Private Intel Service Warned of 'Catastrophic' Airline Attack Deploying Same Bombing Method Used Against Saudi Official

A private intelligence service warned last September that a novel bombing technique used by Al Qaeda in Yemen to try to assassinate Saudi Arabia's counterterrorism chief represented an important "tactical innovation" that could "have a catastrophic result if employed on an aircraft."

The report by the Stratfor intelligence service, which was widely distributed and published on the service's Web site could raise questions about comments Sunday by John Brennan, President Obama's top counterterrorism adviser, that there were "no indications" that Al Qaeda might try to use the same underwear bombing technique it had attempted against the Saudi official on a civilian aircraft.

As NEWSWEEK reported this weekend, Brennan had been briefed at the White House last October by Prince Mohammed bin Nayef, Saudi Arabia's counterterrorism czar about how an operative from Al Qaeda in the Arabian Peninsula (AQAP), the name of Osama bin Laden's network in Yemen, had tried to assassinate the Saudi official last August by detonating a PETN bomb that had been disguised on his body.

Initially, the Saudis─and U.S. intelligence officials─believed the Al Qaeda operative had been able to bypass security and get close to Nayef by concealing the bomb in his anal cavity. (The operative stumbled as he approached Nayef and ended up blowing himself up.)

But by the time Nayef briefed Brennan on the attack in October, the Saudis believed that the PETN bomb had more likely been sewn into the operative's underwear─precisely the same method that U.S. officials now say that Umar Farouk Abdulmutallab used in his botched attempt to blow up the Northwest Airlines flight on Christmas Day.

Asked by NBC Meet the Press host David Gregory about the NEWSWEEK report and what he himself knew prior to the incident, Brennan said that he had flown to Saudi Arabia and met with Prince Nayef after the attack against him.
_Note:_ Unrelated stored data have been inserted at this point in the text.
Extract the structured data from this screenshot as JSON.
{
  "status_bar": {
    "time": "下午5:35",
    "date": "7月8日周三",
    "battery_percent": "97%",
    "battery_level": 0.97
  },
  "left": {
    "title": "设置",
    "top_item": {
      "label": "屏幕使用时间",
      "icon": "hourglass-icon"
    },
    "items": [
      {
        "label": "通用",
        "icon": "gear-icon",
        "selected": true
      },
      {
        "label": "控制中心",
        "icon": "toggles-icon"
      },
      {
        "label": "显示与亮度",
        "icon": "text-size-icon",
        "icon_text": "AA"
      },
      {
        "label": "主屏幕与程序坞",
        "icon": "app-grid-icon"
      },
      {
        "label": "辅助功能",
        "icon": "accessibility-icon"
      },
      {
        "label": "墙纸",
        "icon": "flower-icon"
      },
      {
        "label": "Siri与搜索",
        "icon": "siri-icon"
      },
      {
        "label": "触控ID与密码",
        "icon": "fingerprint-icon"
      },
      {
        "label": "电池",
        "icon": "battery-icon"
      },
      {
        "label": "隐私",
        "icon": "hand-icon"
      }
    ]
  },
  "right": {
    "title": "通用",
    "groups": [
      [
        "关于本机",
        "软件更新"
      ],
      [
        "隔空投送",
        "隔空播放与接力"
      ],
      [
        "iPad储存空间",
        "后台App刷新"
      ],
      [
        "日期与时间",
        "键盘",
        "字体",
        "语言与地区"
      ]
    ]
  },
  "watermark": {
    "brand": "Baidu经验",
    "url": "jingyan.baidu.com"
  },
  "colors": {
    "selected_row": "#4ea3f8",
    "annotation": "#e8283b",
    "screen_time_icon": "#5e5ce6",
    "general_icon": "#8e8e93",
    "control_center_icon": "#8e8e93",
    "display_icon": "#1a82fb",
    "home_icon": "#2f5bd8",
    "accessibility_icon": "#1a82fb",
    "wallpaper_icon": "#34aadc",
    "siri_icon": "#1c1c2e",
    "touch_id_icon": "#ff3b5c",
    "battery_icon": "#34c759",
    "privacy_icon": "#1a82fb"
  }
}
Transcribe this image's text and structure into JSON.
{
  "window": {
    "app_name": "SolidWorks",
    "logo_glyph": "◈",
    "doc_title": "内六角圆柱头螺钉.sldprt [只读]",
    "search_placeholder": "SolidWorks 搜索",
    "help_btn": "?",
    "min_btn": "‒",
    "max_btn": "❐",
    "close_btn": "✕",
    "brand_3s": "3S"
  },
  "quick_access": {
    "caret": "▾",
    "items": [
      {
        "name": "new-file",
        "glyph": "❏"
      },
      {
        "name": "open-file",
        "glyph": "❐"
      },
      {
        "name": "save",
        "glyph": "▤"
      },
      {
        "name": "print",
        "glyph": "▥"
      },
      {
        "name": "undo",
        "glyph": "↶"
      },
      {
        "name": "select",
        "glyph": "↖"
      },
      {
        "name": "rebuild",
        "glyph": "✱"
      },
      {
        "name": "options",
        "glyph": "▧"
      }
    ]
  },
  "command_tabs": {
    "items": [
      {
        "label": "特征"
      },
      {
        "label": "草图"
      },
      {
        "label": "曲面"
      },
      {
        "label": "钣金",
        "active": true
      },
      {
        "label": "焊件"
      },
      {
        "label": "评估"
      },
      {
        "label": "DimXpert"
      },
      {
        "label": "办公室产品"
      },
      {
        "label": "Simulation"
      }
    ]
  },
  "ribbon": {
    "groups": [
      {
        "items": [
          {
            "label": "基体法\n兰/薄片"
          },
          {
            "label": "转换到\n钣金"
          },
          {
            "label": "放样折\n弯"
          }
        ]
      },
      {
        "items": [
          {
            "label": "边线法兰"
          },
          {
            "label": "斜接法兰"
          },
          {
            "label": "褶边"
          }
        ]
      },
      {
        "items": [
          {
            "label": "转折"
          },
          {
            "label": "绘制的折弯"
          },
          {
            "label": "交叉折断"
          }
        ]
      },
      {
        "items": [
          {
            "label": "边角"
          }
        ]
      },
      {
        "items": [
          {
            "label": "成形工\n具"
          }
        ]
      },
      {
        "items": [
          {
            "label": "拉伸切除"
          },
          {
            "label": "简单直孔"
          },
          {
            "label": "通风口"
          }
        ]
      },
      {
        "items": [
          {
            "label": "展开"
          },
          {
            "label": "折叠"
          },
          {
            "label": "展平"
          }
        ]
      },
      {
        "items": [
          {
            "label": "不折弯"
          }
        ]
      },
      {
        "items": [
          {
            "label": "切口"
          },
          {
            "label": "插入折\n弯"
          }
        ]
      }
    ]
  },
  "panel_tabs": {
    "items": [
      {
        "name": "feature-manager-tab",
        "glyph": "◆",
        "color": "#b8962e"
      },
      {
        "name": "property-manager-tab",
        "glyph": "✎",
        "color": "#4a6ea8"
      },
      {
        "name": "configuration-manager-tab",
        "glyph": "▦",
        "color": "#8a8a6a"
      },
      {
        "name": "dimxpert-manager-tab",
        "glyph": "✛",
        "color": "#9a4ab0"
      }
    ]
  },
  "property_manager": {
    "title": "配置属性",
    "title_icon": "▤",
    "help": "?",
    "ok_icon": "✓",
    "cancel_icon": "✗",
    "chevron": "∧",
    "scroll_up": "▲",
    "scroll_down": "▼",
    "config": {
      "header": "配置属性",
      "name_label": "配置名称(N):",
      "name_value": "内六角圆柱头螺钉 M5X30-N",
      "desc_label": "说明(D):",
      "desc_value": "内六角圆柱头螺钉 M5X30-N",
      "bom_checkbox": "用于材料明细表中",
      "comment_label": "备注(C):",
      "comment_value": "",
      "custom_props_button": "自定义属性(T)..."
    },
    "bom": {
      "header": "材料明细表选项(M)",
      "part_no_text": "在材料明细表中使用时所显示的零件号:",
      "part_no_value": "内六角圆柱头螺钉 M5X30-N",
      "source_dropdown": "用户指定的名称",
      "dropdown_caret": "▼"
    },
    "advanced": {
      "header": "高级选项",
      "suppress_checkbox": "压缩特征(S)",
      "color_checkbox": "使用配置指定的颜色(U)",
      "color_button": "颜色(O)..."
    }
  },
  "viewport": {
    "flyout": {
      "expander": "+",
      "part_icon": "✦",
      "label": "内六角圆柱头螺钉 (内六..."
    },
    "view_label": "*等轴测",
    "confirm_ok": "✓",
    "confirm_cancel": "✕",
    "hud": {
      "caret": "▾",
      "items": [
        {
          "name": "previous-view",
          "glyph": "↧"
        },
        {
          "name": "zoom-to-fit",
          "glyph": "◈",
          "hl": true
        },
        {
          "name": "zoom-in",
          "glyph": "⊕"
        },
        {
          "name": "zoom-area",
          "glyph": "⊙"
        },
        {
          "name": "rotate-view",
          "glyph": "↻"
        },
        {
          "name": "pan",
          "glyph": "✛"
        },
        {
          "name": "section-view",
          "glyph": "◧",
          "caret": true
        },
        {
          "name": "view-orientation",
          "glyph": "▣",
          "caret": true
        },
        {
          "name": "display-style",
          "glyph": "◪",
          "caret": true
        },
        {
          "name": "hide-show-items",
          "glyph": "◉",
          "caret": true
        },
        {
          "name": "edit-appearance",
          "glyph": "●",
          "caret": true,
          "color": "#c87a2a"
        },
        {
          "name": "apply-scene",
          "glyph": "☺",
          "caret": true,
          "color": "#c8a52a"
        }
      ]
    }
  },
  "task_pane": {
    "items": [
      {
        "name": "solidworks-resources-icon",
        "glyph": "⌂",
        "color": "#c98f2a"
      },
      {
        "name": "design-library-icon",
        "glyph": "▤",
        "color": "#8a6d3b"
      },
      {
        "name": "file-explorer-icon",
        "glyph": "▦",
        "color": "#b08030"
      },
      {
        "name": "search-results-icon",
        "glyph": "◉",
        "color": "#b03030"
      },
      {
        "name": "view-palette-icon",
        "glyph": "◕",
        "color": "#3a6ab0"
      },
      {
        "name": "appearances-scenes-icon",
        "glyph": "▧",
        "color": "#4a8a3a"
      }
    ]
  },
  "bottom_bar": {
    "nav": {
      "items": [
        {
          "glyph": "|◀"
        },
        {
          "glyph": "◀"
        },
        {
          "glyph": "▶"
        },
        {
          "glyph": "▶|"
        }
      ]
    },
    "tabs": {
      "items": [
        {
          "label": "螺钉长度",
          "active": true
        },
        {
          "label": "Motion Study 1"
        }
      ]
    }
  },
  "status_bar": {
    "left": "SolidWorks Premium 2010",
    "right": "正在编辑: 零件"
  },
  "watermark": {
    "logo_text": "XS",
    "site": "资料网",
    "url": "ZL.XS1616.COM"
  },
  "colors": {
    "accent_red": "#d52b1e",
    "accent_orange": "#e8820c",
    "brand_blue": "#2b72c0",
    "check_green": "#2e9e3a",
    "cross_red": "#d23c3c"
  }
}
Referring to information about the attack provided by the Saudis, Brennan said "we disseminated that information broadly."

"There was no indication, though, that Al Qaeda was trying to use that type of attack and that modus operandi against aircraft," he stated. "We're very concerned about it from an assassination standpoint."

A White House official said Monday that Brennan was speaking only about a lack of "specific intelligence" that the Al Qaeda group in Yemen was plotting such an aircraft attack. But the possibility that Al Qaeda might try to conduct such an attack against an airliner was immediately highlighted by Stratfor in a report published Sept. 2, just days after the assassination attempt against Nayef. (Based in Austin, Texas, Stratfor is a widely known private intel service that provides its analysis to private companies and government agencies.)

In the report titled "AQAP [Al Qaeda in the Arabian Peninsula] Paradigm Shifts and Lessons Learned," Stratfor wrote that the assassination attempt with a bomb concealed on the body has "far-reaching implications."

"Sometimes, militants will implement a new tactic or series of tactics that is so revolutionary that it completely changes the framework of assumptions─or the paradigm─under which the security forces operate," Statfor analysis Scott Stewart wrote.

The "most interesting" tactical shift, he wrote, was Al Qaeda's use of an IED (improvised explosive device) hidden on the body. (At the time, Stewart─like Saudi and U.S. intelligence officials─still believed the bomb had been disguised in the anal cavity rather than sewn into the underwear.)

"One other concern about such a device is that it would likely have a catastrophic result if employed on an aircraft, especially if it were removed from the bomber's body and placed in a strategic location on board the aircraft," the report stated.

To be sure, the Stratfor report did not precisely forecast how Abdulmutallab tried to blow up the Northwest flight. Abdulmutallab didn't try to place his bomb in a strategic location on the aircraft. He tried to blow himself up─though he did manage to get a seat by the plane's fuel tank.

Still, as former secretary of homeland security Michael Chertoff pointed out on the same Meet the Press program as Brennan, he had been trying to warn about the idea that terrorist bombers might try to disguise bombs in their body or underneath their clothes since 2005, and that is one reason he has been pushing for greater use of body scanners at airports.

"We've known about this problem for years," said Chertoff (who acknowledges he now represents a private company that makes body scanners). "In 2005 I testified about this before Congress. I said, 'We have got to deploy these kinds of capabilities, otherwise people are gong to smuggle in explosives or weapons hidden on parts of their body.' I have been through the machine myself; I have looked at the image. I think we have taken steps in the deployments that we have undertaken to protect privacy. At the end of the day, no one has come up with a better solution."